Allows for substantial increase in server density, reduced spin up times, allows for more remote site management. Recoverability in a server crash situation is substantially improved as well.
User interface and management. The ability to manage the underlying infrastructure is very poorly thought out and implemented. They moved from a C client to a web interface, but still require critical functions to use the client.
I've been using it for seven years, since it was ESX v3.5.
WAN management of sites has some intermittent stability issues.
I would rate it fairly high, as much as I complain about the changes their back end team make, their front end support, and sales guys are very communicative.
We used Microsoft Virtual Server before ESX3.5 was released. We switched because it was not an enterprise grade option.
The setup for the current datacenter was complex, not because of VMware but because of the hosting limitations provided.
We had it initially set up by a vendor team, and I spent four months afterwards fixing their work.

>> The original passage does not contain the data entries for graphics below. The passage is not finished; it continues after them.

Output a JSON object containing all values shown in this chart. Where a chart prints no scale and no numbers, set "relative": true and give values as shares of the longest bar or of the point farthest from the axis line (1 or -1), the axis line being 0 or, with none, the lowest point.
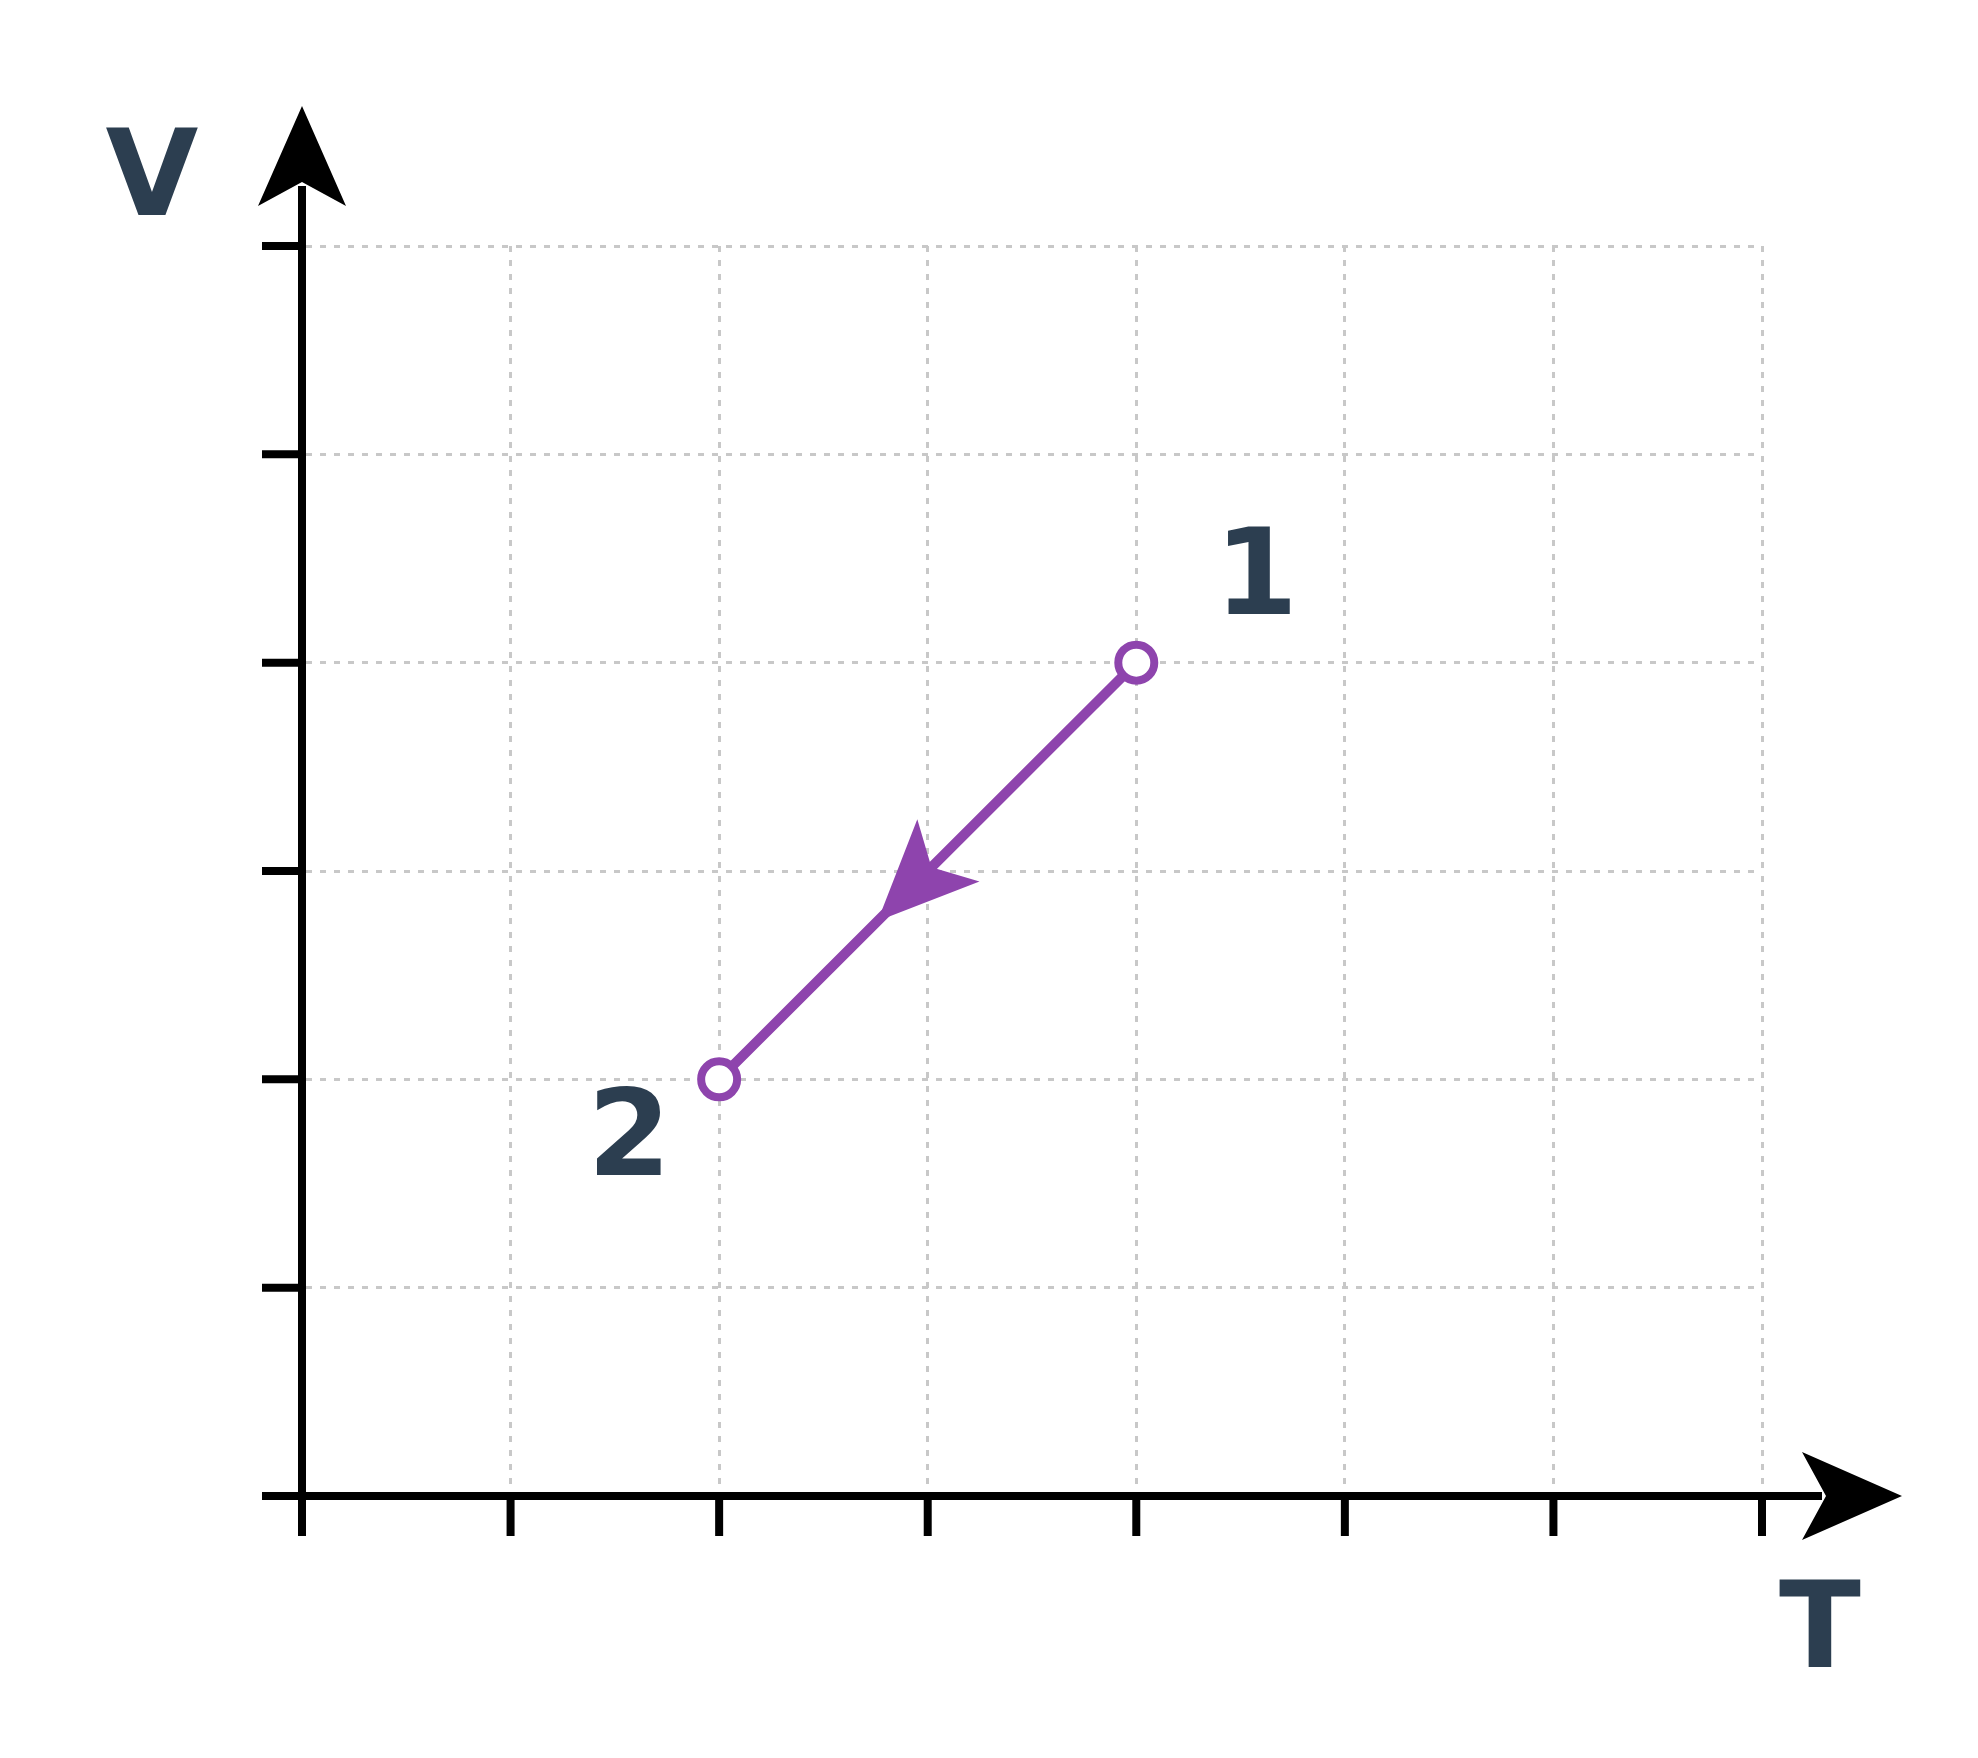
{
  "chart_data": {
    "type": "line",
    "relative": true,
    "xlabel": "T",
    "ylabel": "V",
    "categories": [
      null,
      null,
      null,
      null,
      null,
      null,
      null,
      null
    ],
    "values": [
      null,
      null,
      0.5,
      null,
      1,
      null,
      null,
      null
    ],
    "color": "#8e44ad",
    "marker": "circle",
    "line_style": "solid",
    "grid": true,
    "annotations": [
      "1",
      "2"
    ]
  }
}
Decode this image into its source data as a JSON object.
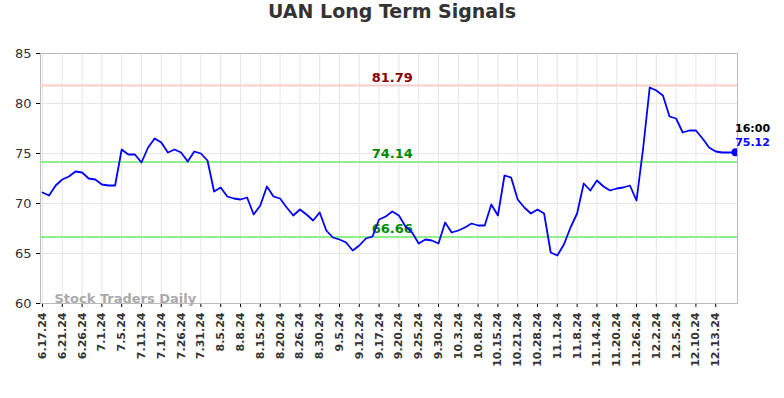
{
  "chart_data": {
    "type": "line",
    "title": "UAN Long Term Signals",
    "categories": [
      "6.17.24",
      null,
      null,
      "6.21.24",
      null,
      null,
      "6.26.24",
      null,
      null,
      "7.1.24",
      null,
      null,
      "7.5.24",
      null,
      null,
      "7.11.24",
      null,
      null,
      "7.17.24",
      null,
      null,
      "7.26.24",
      null,
      null,
      "7.31.24",
      null,
      null,
      "8.5.24",
      null,
      null,
      "8.8.24",
      null,
      null,
      "8.15.24",
      null,
      null,
      "8.20.24",
      null,
      null,
      "8.26.24",
      null,
      null,
      "8.30.24",
      null,
      null,
      "9.5.24",
      null,
      null,
      "9.12.24",
      null,
      null,
      "9.17.24",
      null,
      null,
      "9.20.24",
      null,
      null,
      "9.25.24",
      null,
      null,
      "9.30.24",
      null,
      null,
      "10.3.24",
      null,
      null,
      "10.8.24",
      null,
      null,
      "10.15.24",
      null,
      null,
      "10.21.24",
      null,
      null,
      "10.28.24",
      null,
      null,
      "11.1.24",
      null,
      null,
      "11.8.24",
      null,
      null,
      "11.14.24",
      null,
      null,
      "11.20.24",
      null,
      null,
      "11.26.24",
      null,
      null,
      "12.2.24",
      null,
      null,
      "12.5.24",
      null,
      null,
      "12.10.24",
      null,
      null,
      "12.13.24",
      null,
      null,
      null
    ],
    "values": [
      71.1,
      70.8,
      71.8,
      72.4,
      72.7,
      73.2,
      73.1,
      72.5,
      72.4,
      71.9,
      71.8,
      71.8,
      75.4,
      74.9,
      74.9,
      74.1,
      75.6,
      76.5,
      76.1,
      75.1,
      75.4,
      75.1,
      74.2,
      75.2,
      75.0,
      74.3,
      71.2,
      71.6,
      70.7,
      70.5,
      70.4,
      70.6,
      68.9,
      69.8,
      71.7,
      70.7,
      70.5,
      69.6,
      68.8,
      69.4,
      68.9,
      68.3,
      69.1,
      67.3,
      66.6,
      66.4,
      66.1,
      65.3,
      65.8,
      66.5,
      66.7,
      68.4,
      68.7,
      69.2,
      68.8,
      67.7,
      67.1,
      66.0,
      66.4,
      66.3,
      66.0,
      68.1,
      67.1,
      67.3,
      67.6,
      68.0,
      67.8,
      67.8,
      69.9,
      68.8,
      72.8,
      72.6,
      70.4,
      69.6,
      69.0,
      69.4,
      69.0,
      65.1,
      64.8,
      65.9,
      67.6,
      69.0,
      72.0,
      71.3,
      72.3,
      71.7,
      71.3,
      71.5,
      71.6,
      71.8,
      70.3,
      75.5,
      81.6,
      81.3,
      80.8,
      78.7,
      78.5,
      77.1,
      77.3,
      77.3,
      76.5,
      75.6,
      75.2,
      75.1,
      75.1,
      75.12
    ],
    "color": "#0000ff",
    "ylim": [
      60,
      85
    ],
    "yticks": [
      60,
      65,
      70,
      75,
      80,
      85
    ],
    "grid": true,
    "levels": [
      {
        "value": 81.79,
        "color": "#ffcccc"
      },
      {
        "value": 74.14,
        "color": "#90ee90"
      },
      {
        "value": 66.66,
        "color": "#90ee90"
      }
    ],
    "last_time": "16:00",
    "watermark": "Stock Traders Daily"
  }
}
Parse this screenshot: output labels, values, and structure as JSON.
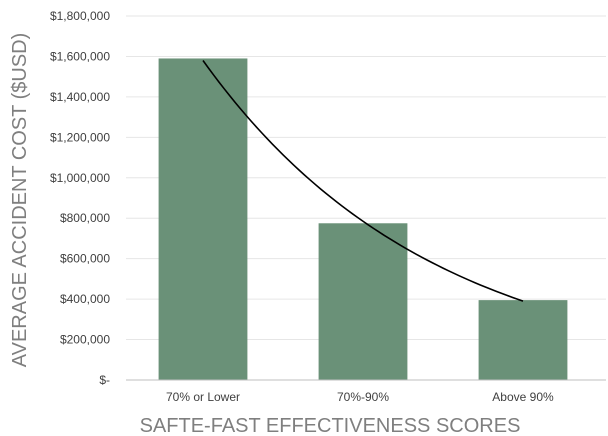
{
  "chart_data": {
    "type": "bar",
    "categories": [
      "70% or Lower",
      "70%-90%",
      "Above 90%"
    ],
    "values": [
      1590000,
      775000,
      395000
    ],
    "ylim": [
      0,
      1800000
    ],
    "yticks": [
      0,
      200000,
      400000,
      600000,
      800000,
      1000000,
      1200000,
      1400000,
      1600000,
      1800000
    ],
    "ytick_labels": [
      "$-",
      "$200,000",
      "$400,000",
      "$600,000",
      "$800,000",
      "$1,000,000",
      "$1,200,000",
      "$1,400,000",
      "$1,600,000",
      "$1,800,000"
    ],
    "xlabel": "SAFTE-FAST EFFECTIVENESS  SCORES",
    "ylabel": "AVERAGE ACCIDENT COST ($USD)",
    "trendline": {
      "type": "exponential",
      "start": 1580000,
      "end": 390000
    },
    "grid": true,
    "legend": "none",
    "colors": {
      "bar": "#6a9178",
      "trendline": "#000000",
      "grid": "#e6e6e6",
      "axis": "#bfbfbf"
    }
  }
}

I would advise that you verify in advance the skills and knowledge of the implementors.
No attempt to calculate ROI has been made on the current environment.
I am attempting to build an environment around ROBO licensing, which I would advise anyone who has remote offices to investigate. It should cut our costs bytwo-thirds when I am finished.
No evaluation was done.
Being a small shop we were a little taken aback at the recommendation to buy more hardware than we thought we needed. HA and DRS are our 2 favorite features so we are very happy with the solution that we purchased, especially since our environment has expanded quite dramatically since going virtual. Good review!